I was grateful that my turn to speak came before clematis breeder Raymond Evison's when we were on a Horticulture magazine tour together last winter.

Share story

I was grateful that my turn to speak came before Raymond Evison’s when we were on a Horticulture magazine tour together last winter. This charming British clematis breeder rocked his audience with the kind of ardent enthusiasm you’d expect at a revival meeting.

All this excitement for the “queen of vines” comes with a price. These days Evison spends most of his time away from his beloved island of Guernsey. He travels the world convincing gardeners there’s no longer any reason to be intimidated by these classic beauties. That’s in large part because his Guernsey Clematis Nursery Ltd. is producing millions of new, smaller, easy-care clematis. The finest are described in his latest book, “Clematis for Small Spaces: 150 High-Performance Plants for Patio, Decks, Balconies and Borders” (Timber Press, $34.95).

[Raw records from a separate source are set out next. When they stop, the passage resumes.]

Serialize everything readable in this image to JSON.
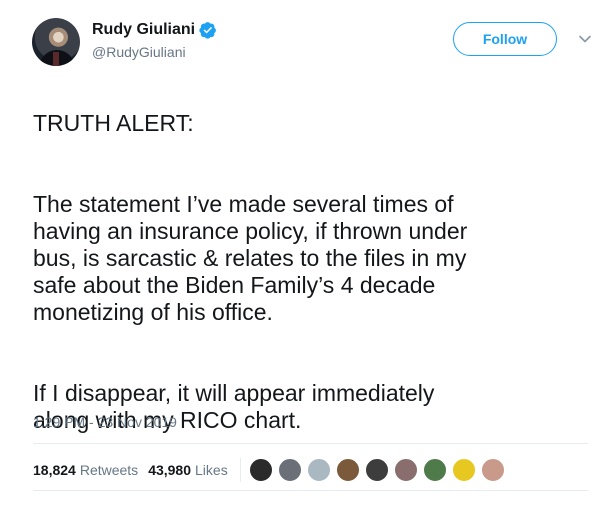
{
  "user": {
    "name": "Rudy Giuliani",
    "handle": "@RudyGiuliani",
    "verified": true,
    "verified_icon": "verified-badge-icon"
  },
  "header": {
    "follow_label": "Follow",
    "caret_icon": "chevron-down-icon"
  },
  "tweet": {
    "paragraphs": [
      "TRUTH ALERT:",
      "The statement I’ve made several times of\nhaving an insurance policy, if thrown under\nbus, is sarcastic & relates to the files in my\nsafe about the Biden Family’s 4 decade\nmonetizing of his office.",
      "If I disappear, it will appear immediately\nalong with my RICO chart."
    ],
    "timestamp": "1:29 PM - 23 Nov 2019"
  },
  "stats": {
    "retweets_count": "18,824",
    "retweets_label": "Retweets",
    "likes_count": "43,980",
    "likes_label": "Likes"
  },
  "colors": {
    "accent": "#1da1f2",
    "text": "#14171a",
    "secondary": "#657786",
    "divider": "#e6ecf0"
  },
  "liker_avatars": [
    {
      "name": "liker-avatar-1",
      "color": "#2b2b2b"
    },
    {
      "name": "liker-avatar-2",
      "color": "#6b6f78"
    },
    {
      "name": "liker-avatar-3",
      "color": "#aab8c2"
    },
    {
      "name": "liker-avatar-4",
      "color": "#7a5a3a"
    },
    {
      "name": "liker-avatar-5",
      "color": "#3d3d3d"
    },
    {
      "name": "liker-avatar-6",
      "color": "#8a6e6e"
    },
    {
      "name": "liker-avatar-7",
      "color": "#4f7a4a"
    },
    {
      "name": "liker-avatar-8",
      "color": "#e7c821"
    },
    {
      "name": "liker-avatar-9",
      "color": "#c99a8a"
    }
  ]
}
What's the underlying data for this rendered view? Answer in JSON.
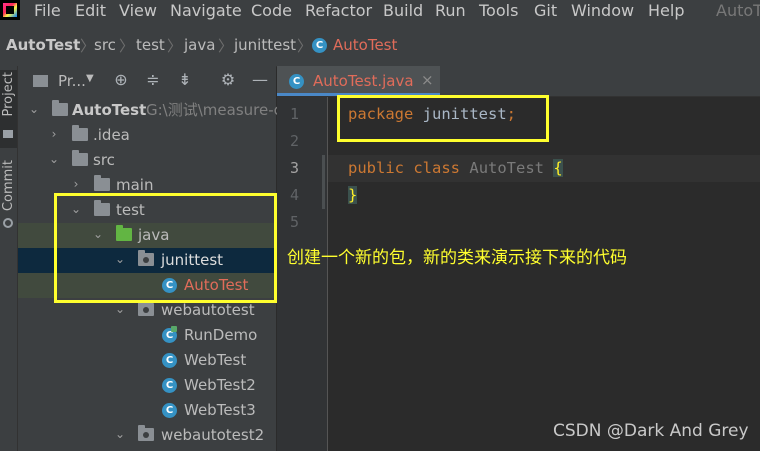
{
  "menu": {
    "items": [
      "File",
      "Edit",
      "View",
      "Navigate",
      "Code",
      "Refactor",
      "Build",
      "Run",
      "Tools",
      "Git",
      "Window",
      "Help"
    ],
    "window_title": "AutoTe"
  },
  "breadcrumb": [
    "AutoTest",
    "src",
    "test",
    "java",
    "junittest",
    "AutoTest"
  ],
  "left_strip": {
    "project_tab": "Project",
    "commit_tab": "Commit"
  },
  "project_panel": {
    "header_label": "Pr...",
    "tree": [
      {
        "label": "AutoTest",
        "path": "G:\\测试\\measure-c"
      },
      {
        "label": ".idea"
      },
      {
        "label": "src"
      },
      {
        "label": "main"
      },
      {
        "label": "test"
      },
      {
        "label": "java"
      },
      {
        "label": "junittest"
      },
      {
        "label": "AutoTest"
      },
      {
        "label": "webautotest"
      },
      {
        "label": "RunDemo"
      },
      {
        "label": "WebTest"
      },
      {
        "label": "WebTest2"
      },
      {
        "label": "WebTest3"
      },
      {
        "label": "webautotest2"
      }
    ]
  },
  "editor": {
    "tab_label": "AutoTest.java",
    "tab_close": "×",
    "line_numbers": [
      "1",
      "2",
      "3",
      "4",
      "5"
    ],
    "code": {
      "l1_kw": "package",
      "l1_name": "junittest",
      "l1_semi": ";",
      "l3_kw1": "public",
      "l3_kw2": "class",
      "l3_name": "AutoTest",
      "l3_brace": "{",
      "l4_brace": "}"
    }
  },
  "annotation": "创建一个新的包，新的类来演示接下来的代码",
  "watermark": "CSDN @Dark And Grey",
  "colors": {
    "highlight_box": "#ffff2e",
    "selection": "#0d293e",
    "class_icon": "#3592c4"
  }
}
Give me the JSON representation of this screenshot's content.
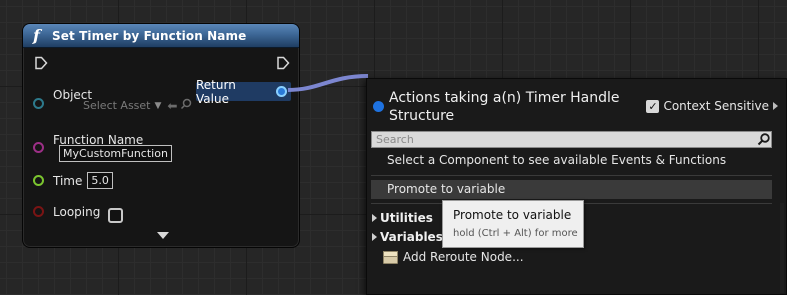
{
  "node": {
    "title": "Set Timer by Function Name",
    "function_icon": "f",
    "pins": {
      "object_label": "Object",
      "object_select_placeholder": "Select Asset",
      "function_name_label": "Function Name",
      "function_name_value": "MyCustomFunction",
      "time_label": "Time",
      "time_value": "5.0",
      "looping_label": "Looping",
      "looping_checked": false,
      "return_value_label": "Return Value"
    },
    "colors": {
      "header": "#3d6796",
      "object_pin": "#2d7a8c",
      "function_name_pin": "#9c2f86",
      "time_pin": "#7bc52f",
      "looping_pin": "#7a1414",
      "return_pin": "#2a7ad8"
    }
  },
  "menu": {
    "title": "Actions taking a(n) Timer Handle Structure",
    "context_sensitive_label": "Context Sensitive",
    "context_sensitive_checked": true,
    "search_placeholder": "Search",
    "info_text": "Select a Component to see available Events & Functions",
    "highlighted_item": "Promote to variable",
    "categories": [
      {
        "label": "Utilities"
      },
      {
        "label": "Variables"
      }
    ],
    "reroute_item": "Add Reroute Node..."
  },
  "tooltip": {
    "title": "Promote to variable",
    "shortcut": "hold (Ctrl + Alt) for more"
  }
}
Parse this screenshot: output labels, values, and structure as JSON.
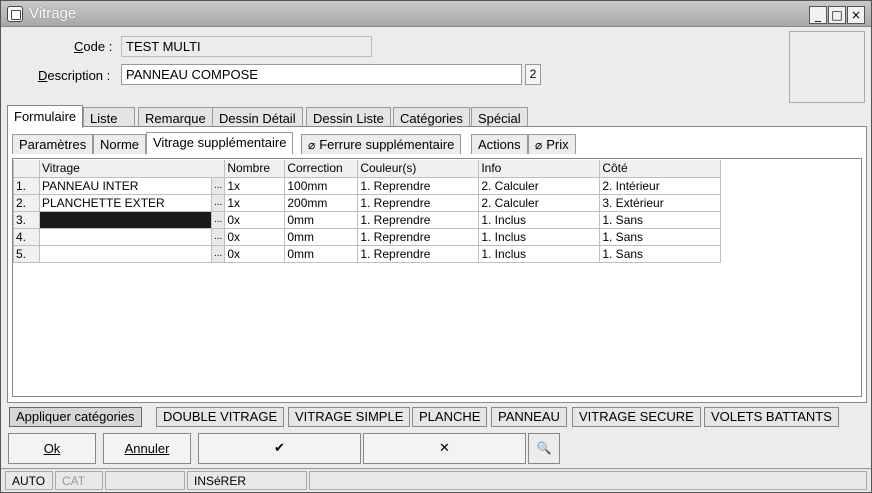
{
  "window": {
    "title": "Vitrage",
    "buttons": [
      "_",
      "□",
      "×"
    ]
  },
  "form": {
    "code_label_prefix": "C",
    "code_label_rest": "ode :",
    "code_value": "TEST MULTI",
    "desc_label_prefix": "D",
    "desc_label_rest": "escription :",
    "desc_value": "PANNEAU COMPOSE",
    "desc_count": "2"
  },
  "tabs": [
    "Formulaire",
    "Liste",
    "Remarque",
    "Dessin Détail",
    "Dessin Liste",
    "Catégories",
    "Spécial"
  ],
  "subtabs": {
    "t0": "Paramètres",
    "t1": "Norme",
    "t2": "Vitrage supplémentaire",
    "t3": "Ferrure supplémentaire",
    "t4": "Actions",
    "t5": "Prix"
  },
  "grid": {
    "headers": [
      "Vitrage",
      "Nombre",
      "Correction",
      "Couleur(s)",
      "Info",
      "Côté"
    ],
    "rows": [
      {
        "n": "1.",
        "vitrage": "PANNEAU INTER",
        "nombre": "1x",
        "correction": "100mm",
        "couleur": "1. Reprendre",
        "info": "2. Calculer",
        "cote": "2. Intérieur"
      },
      {
        "n": "2.",
        "vitrage": "PLANCHETTE EXTER",
        "nombre": "1x",
        "correction": "200mm",
        "couleur": "1. Reprendre",
        "info": "2. Calculer",
        "cote": "3. Extérieur"
      },
      {
        "n": "3.",
        "vitrage": "",
        "nombre": "0x",
        "correction": "0mm",
        "couleur": "1. Reprendre",
        "info": "1. Inclus",
        "cote": "1. Sans"
      },
      {
        "n": "4.",
        "vitrage": "",
        "nombre": "0x",
        "correction": "0mm",
        "couleur": "1. Reprendre",
        "info": "1. Inclus",
        "cote": "1. Sans"
      },
      {
        "n": "5.",
        "vitrage": "",
        "nombre": "0x",
        "correction": "0mm",
        "couleur": "1. Reprendre",
        "info": "1. Inclus",
        "cote": "1. Sans"
      }
    ],
    "dots": "..."
  },
  "categories": [
    "Appliquer catégories",
    "DOUBLE VITRAGE",
    "VITRAGE SIMPLE",
    "PLANCHE",
    "PANNEAU",
    "VITRAGE SECURE",
    "VOLETS BATTANTS"
  ],
  "actions": {
    "ok": "Ok",
    "annuler": "Annuler",
    "check": "✔",
    "cross": "✕",
    "find": "🔍"
  },
  "status": {
    "mode": "AUTO",
    "cat": "CAT",
    "insert": "INSéRER"
  }
}
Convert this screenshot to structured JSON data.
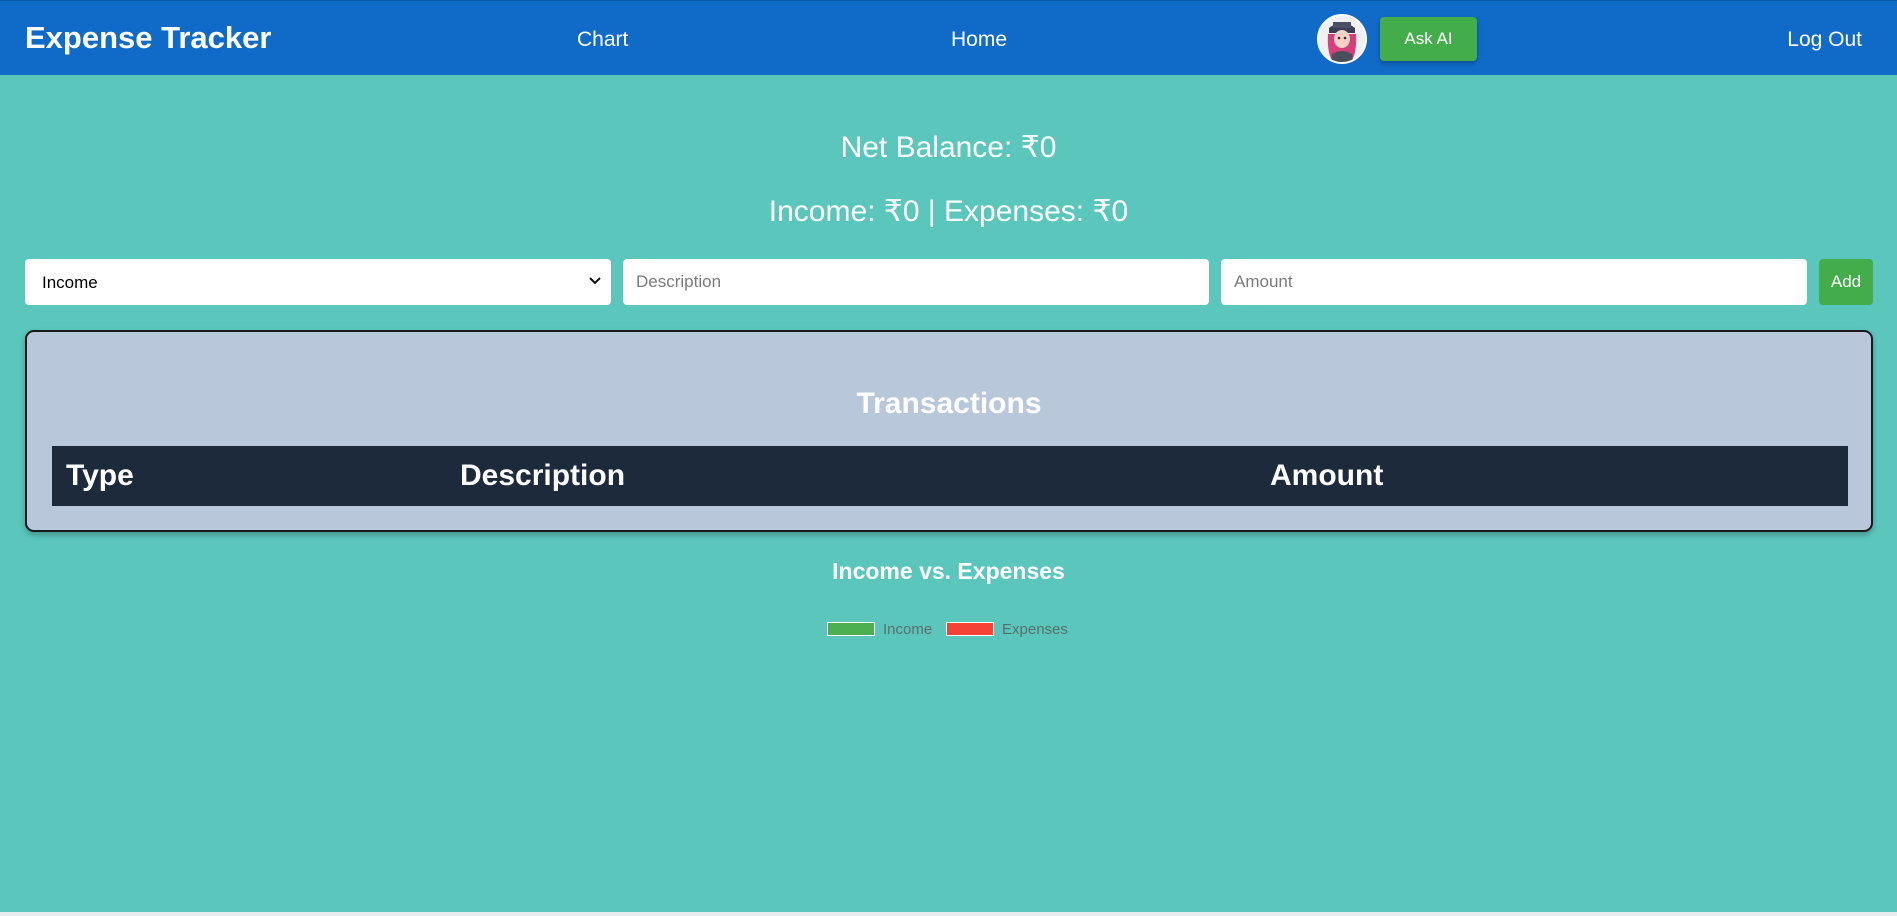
{
  "navbar": {
    "brand": "Expense Tracker",
    "links": {
      "chart": "Chart",
      "home": "Home",
      "logout": "Log Out"
    },
    "ask_ai_label": "Ask AI",
    "color": "#106bc8"
  },
  "summary": {
    "net_balance": "Net Balance: ₹0",
    "income_expenses": "Income: ₹0 | Expenses: ₹0"
  },
  "form": {
    "type_select": {
      "selected": "Income"
    },
    "description": {
      "placeholder": "Description",
      "value": ""
    },
    "amount": {
      "placeholder": "Amount",
      "value": ""
    },
    "add_label": "Add"
  },
  "transactions": {
    "title": "Transactions",
    "columns": [
      "Type",
      "Description",
      "Amount"
    ],
    "rows": []
  },
  "chart": {
    "title": "Income vs. Expenses",
    "legend": [
      {
        "label": "Income",
        "color": "#4caf50"
      },
      {
        "label": "Expenses",
        "color": "#f44336"
      }
    ]
  },
  "colors": {
    "background": "#5bc6bc",
    "accent_green": "#43ad4b",
    "table_header": "#1c2a3b",
    "panel": "#b8c8da"
  },
  "icons": {
    "avatar": "user-avatar",
    "select_chevron": "chevron-down-icon"
  }
}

The rest of us on the tour were as charmed by Evison as his audiences were. On days we traveled between cities, we wore comfortably rumpled jeans and parkas, but Evison always showed up wearing a tie and striped shirt that looked freshly starched, often paired with wide-wale corduroy trousers of a rich color he called “claret.” In his elegant accent, Evison told stories of renovating his 14th-century stone house and of the lovely custom of walking from garden to garden to enjoy long, lovely, alfresco luncheons. Guernsey is one of the balmy Channel Islands just 18 miles off the coast of France. Long known for its fawn-and-white-colored cattle, Guernsey will be equally famous for its clematis, if Evison has anything to say about it. His 8.5 acres of glass houses and team of 90 staff produce more than 4 million clematis every year for worldwide markets.

Here’s why Evison’s clematis are such a hit: Many are downscaled for containers and smaller gardens, growing only to 3 or 4 feet. Yet their flowers are full-sized with big, fluffy anthers for that luxuriant clematis look even on the most diminutive of plants. Flowers are produced the length of the stems, they repeat bloom during most of the summer and respond well to one easy method of pruning, which greatly reduces the confusion on how to care for them.

I’ll never forget Evison explaining “the ponytail cut,” which works on any of the clematis in his new “Boulevard Series,” including the sassy pink ‘Ooh La La.’ When the crocus come into bloom in March, all you need do is “grab the clematis by the scruff of its neck and just chop it off at 12 inches,” he explained. The clematis in this series all should be available in local nurseries.

While these new, smaller clematis grow happily in pots, a couple of them are so dwarf they’re ideal for hanging baskets or even ground cover. ‘Bijou’ and ‘Filigree’ have big, fluffy flowers over a long season. ‘Bijou’ is purple; ‘Filigree’ pale violet with a pink bar, and both grow naturally into foot-high mounds.

Evison advises that the ideal container for clematis is at least 18 inches across with good drainage. No plastic allowed because it doesn’t adequately insulate clematis from extremes of hot and cold. Many of his clematis grow well in partial shade, and because they bloom on both old and new wood the vines are smothered in flowers.

Even though Evison has been besotted with clematis since the age of 16, he’s still looking to the future. He plans to produce many more dwarf kinds and colors. He’s also hard at work on creating the first fragrant, large-flowering clematis.

Just introduced at the Royal Horticultural Society’s Chelsea Flower Show in May ’08 was a stunning party-dress-red clematis named ‘Rebecca’ after Evison’s eldest daughter. I’ve planted one to grow up my golden locust. I’m expecting that every time I see its velvety wine-red flowers glowing against the tree’s sunny foliage, it’ll remind me of Evison’s claret-colored pants.